Caravaggio, Invernizzi in cerca di un acquirente

Il marchio, che la Kraft ha acquisito nel 1985 dall’omonima famiglia, potrebbe passare di proprietà. Se l’operazione andasse in porto, avrebbe dirette ripercussioni sullo stabilimento di Caravaggio dove lavorano circa 400 persone

Il marchio Invernizzi, che la Kraft ha acquisito nel 1985 dall’omonima famiglia, potrebbe passare ad un’altra proprietà. Secondo indiscrezioni, la multinazionale avrebbe dato alla banca d’affari Schroder Salomon Smith Barney, divisione di Citigroup, il mandato per trovare un acquirente per un marchio ritenuto non più strategico. Sull’operazione non è stato dato alcun dettaglio: dalla Kraft Foods Italia si limitano a non smentire e a non confermare, rimandando a disposizioni della capogruppo americana, da un paio d’anni direttamente quotata in Borsa.

Se l’operazione andasse in porto, avrebbe dirette ripercussioni sullo stabilimento di Caravaggio, attualmente l’unico controllato dalla Kraft Foods in Bergamasca, dopo che nel 1996 è stato chiuso quello di Zingonia, che produceva salse, maionese e margarina. I formaggi con marchio Invernizzi, tra i quali mozzarella, crescenza e gorgonzola, si producono infatti solo a Caravaggio, in uno stabilimento dove lavorano circa 400 persone ma che produce anche formaggi con marchio Kraft, in particolare il Philadelphia, che viene poi venduto anche all’estero. Anche per questa sovrapposizione di produzioni non è chiaro quale potrebbe essere la sorte dello stabilimento di Caravaggio nel caso che venisse venduto il marchio Invernizzi.

La possibilità di una cessione dell’Invernizzi ha sorpreso i sindacati che soltanto lunedì avevano avuto un incontro all’Assolombarda con i dirigenti delle relazioni industriali del gruppo senza che questa eventualità venisse accennata. Ieri il coordinamento sindacale, per chiarire la situazione, ha subito chiesto un incontro all’azienda che si è dichiarata disponibile, ma la data non è stata fissata. «Quando abbiamo chiesto informazioni mi è sembrato che i dirigenti fossero stupiti quanto noi di questa notizia - dice Attilio Cornelli, della Fai-Cisl -. L’impressione è che la decisione possa essere calata dall’alto sui dirigenti italiani da parte del quartier generale americano. Il nostro stupore deriva dal fatto che anche nell’ultimo incontro, lunedì scorso, ci è stato confermato che a Caravaggio vengono confermati investimenti e anche l’interesse per lo sviluppo di nuovi prodotti. Inoltre lo stabilimento di Caravaggio, nel complesso, anche se non per tutte le tipologie di prodotti, ha mostrato anche nel 2002 un aumento dei volumi, dei margini reddituali e della quota di mercato, grazie sia alla flessibilità dell’organizzazione sia alla convinzione di tutti quanti vi lavorano, dagli operai ai dirigenti. Insomma, è una realtà che funziona».

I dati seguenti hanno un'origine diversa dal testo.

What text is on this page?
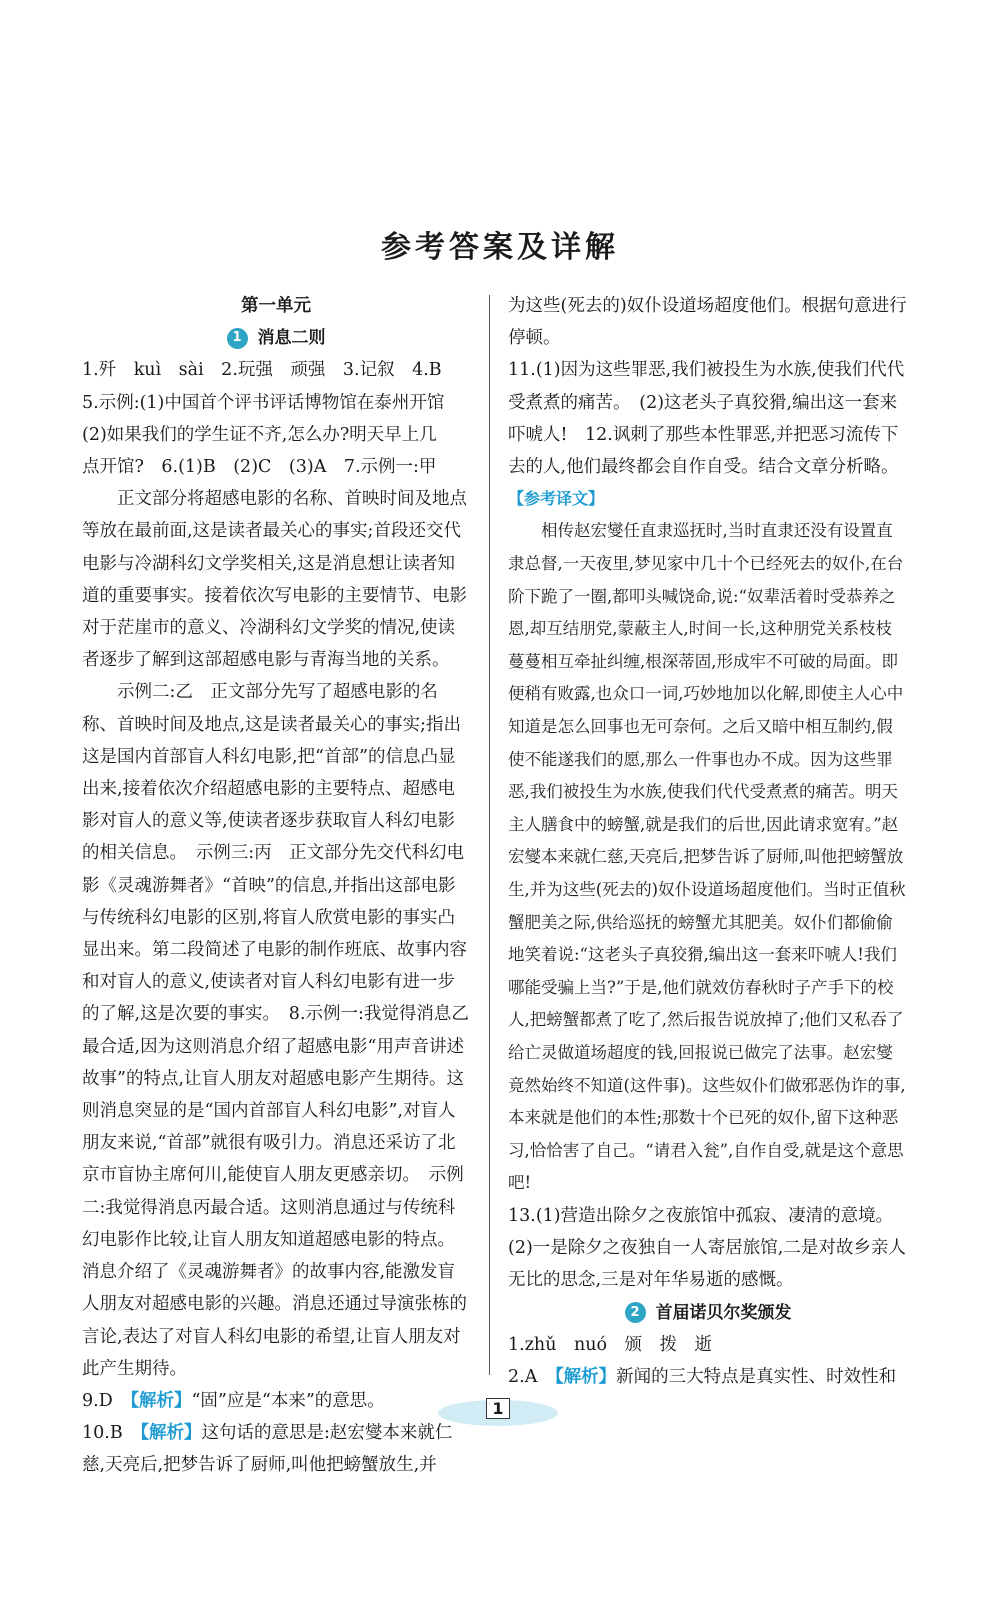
参考答案及详解

第一单元

1 消息二则

1.歼　kuì　sài　2.玩强　顽强　3.记叙　4.B

5.示例:(1)中国首个评书评话博物馆在泰州开馆

(2)如果我们的学生证不齐,怎么办?明天早上几

点开馆?　6.(1)B　(2)C　(3)A　7.示例一:甲

正文部分将超感电影的名称、首映时间及地点等放在最前面,这是读者最关心的事实;首段还交代电影与冷湖科幻文学奖相关,这是消息想让读者知道的重要事实。接着依次写电影的主要情节、电影对于茫崖市的意义、冷湖科幻文学奖的情况,使读者逐步了解到这部超感电影与青海当地的关系。

示例二:乙　正文部分先写了超感电影的名称、首映时间及地点,这是读者最关心的事实;指出这是国内首部盲人科幻电影,把“首部”的信息凸显出来,接着依次介绍超感电影的主要特点、超感电影对盲人的意义等,使读者逐步获取盲人科幻电影的相关信息。　示例三:丙　正文部分先交代科幻电影《灵魂游舞者》“首映”的信息,并指出这部电影与传统科幻电影的区别,将盲人欣赏电影的事实凸显出来。第二段简述了电影的制作班底、故事内容和对盲人的意义,使读者对盲人科幻电影有进一步的了解,这是次要的事实。　8.示例一:我觉得消息乙最合适,因为这则消息介绍了超感电影“用声音讲述故事”的特点,让盲人朋友对超感电影产生期待。这则消息突显的是“国内首部盲人科幻电影”,对盲人朋友来说,“首部”就很有吸引力。消息还采访了北京市盲协主席何川,能使盲人朋友更感亲切。　示例二:我觉得消息丙最合适。这则消息通过与传统科幻电影作比较,让盲人朋友知道超感电影的特点。消息介绍了《灵魂游舞者》的故事内容,能激发盲人朋友对超感电影的兴趣。消息还通过导演张栋的言论,表达了对盲人科幻电影的希望,让盲人朋友对此产生期待。

9.D　【解析】“固”应是“本来”的意思。

10.B　【解析】这句话的意思是:赵宏燮本来就仁慈,天亮后,把梦告诉了厨师,叫他把螃蟹放生,并

为这些(死去的)奴仆设道场超度他们。根据句意进行停顿。

11.(1)因为这些罪恶,我们被投生为水族,使我们代代受煮煮的痛苦。　(2)这老头子真狡猾,编出这一套来吓唬人!　12.讽刺了那些本性罪恶,并把恶习流传下去的人,他们最终都会自作自受。结合文章分析略。

【参考译文】

相传赵宏燮任直隶巡抚时,当时直隶还没有设置直隶总督,一天夜里,梦见家中几十个已经死去的奴仆,在台阶下跪了一圈,都叩头喊饶命,说:“奴辈活着时受恭养之恩,却互结朋党,蒙蔽主人,时间一长,这种朋党关系枝枝蔓蔓相互牵扯纠缠,根深蒂固,形成牢不可破的局面。即便稍有败露,也众口一词,巧妙地加以化解,即使主人心中知道是怎么回事也无可奈何。之后又暗中相互制约,假使不能遂我们的愿,那么一件事也办不成。因为这些罪恶,我们被投生为水族,使我们代代受煮煮的痛苦。明天主人膳食中的螃蟹,就是我们的后世,因此请求宽宥。”赵宏燮本来就仁慈,天亮后,把梦告诉了厨师,叫他把螃蟹放生,并为这些(死去的)奴仆设道场超度他们。当时正值秋蟹肥美之际,供给巡抚的螃蟹尤其肥美。奴仆们都偷偷地笑着说:“这老头子真狡猾,编出这一套来吓唬人!我们哪能受骗上当?”于是,他们就效仿春秋时子产手下的校人,把螃蟹都煮了吃了,然后报告说放掉了;他们又私吞了给亡灵做道场超度的钱,回报说已做完了法事。赵宏燮竟然始终不知道(这件事)。这些奴仆们做邪恶伪诈的事,本来就是他们的本性;那数十个已死的奴仆,留下这种恶习,恰恰害了自己。“请君入瓮”,自作自受,就是这个意思吧!

13.(1)营造出除夕之夜旅馆中孤寂、凄清的意境。(2)一是除夕之夜独自一人寄居旅馆,二是对故乡亲人无比的思念,三是对年华易逝的感慨。

2 首届诺贝尔奖颁发

1.zhǔ　nuó　颁　拨　逝

2.A　【解析】新闻的三大特点是真实性、时效性和

1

La possibile cessione del marchio Invernizzi potrebbe comportare un nuovo riassetto di Kraft in Italia. Il gruppo a livello mondiale per meglio distinguere le attività alimentari da quelle del tabacco ha cambiato a gennaio nome alla capogruppo, ora chiamata Altria, dalla quale dipendono la Kraft Foods e le società del tabacco Philip Morris Usa e Philip Morris International. In Italia l’ultima riorganizzazione è stata completata cinque anni fa. Nel 1995 la Kraft aveva ceduto la sua quota del 13,85% nella San Pellegrino Spa (che aveva già incorporato la Crippa e Berger-Fonti Levissima) in cambio del decaffeinato Hag e del caffè solubile Faemino. Poi nel 1996 aveva ceduto marchi e stabilimenti per il tonno Mareblù e la margarina Vallè. Nel 1998, infine, ha venduto al gruppo Chiari&Forti i salumi Negroni e la pasta fresca Fini, acquistati 8-10 anni prima, chiudendo inoltre lo storico stabilimento Simmenthal di Monza, con trasferimento della produzione del Lazio.

Secondo gli analisti Invernizzi è molto appetibile sul mercato considerata la recente vendita di altri marchi europei nel comparto del formaggio: la Danone ha ceduto la Galbani (leader in Italia con il 10,5% del mercato) al fondo BC Partners, mentre la francese Bel ha acquistato l’olandese Leerdammer.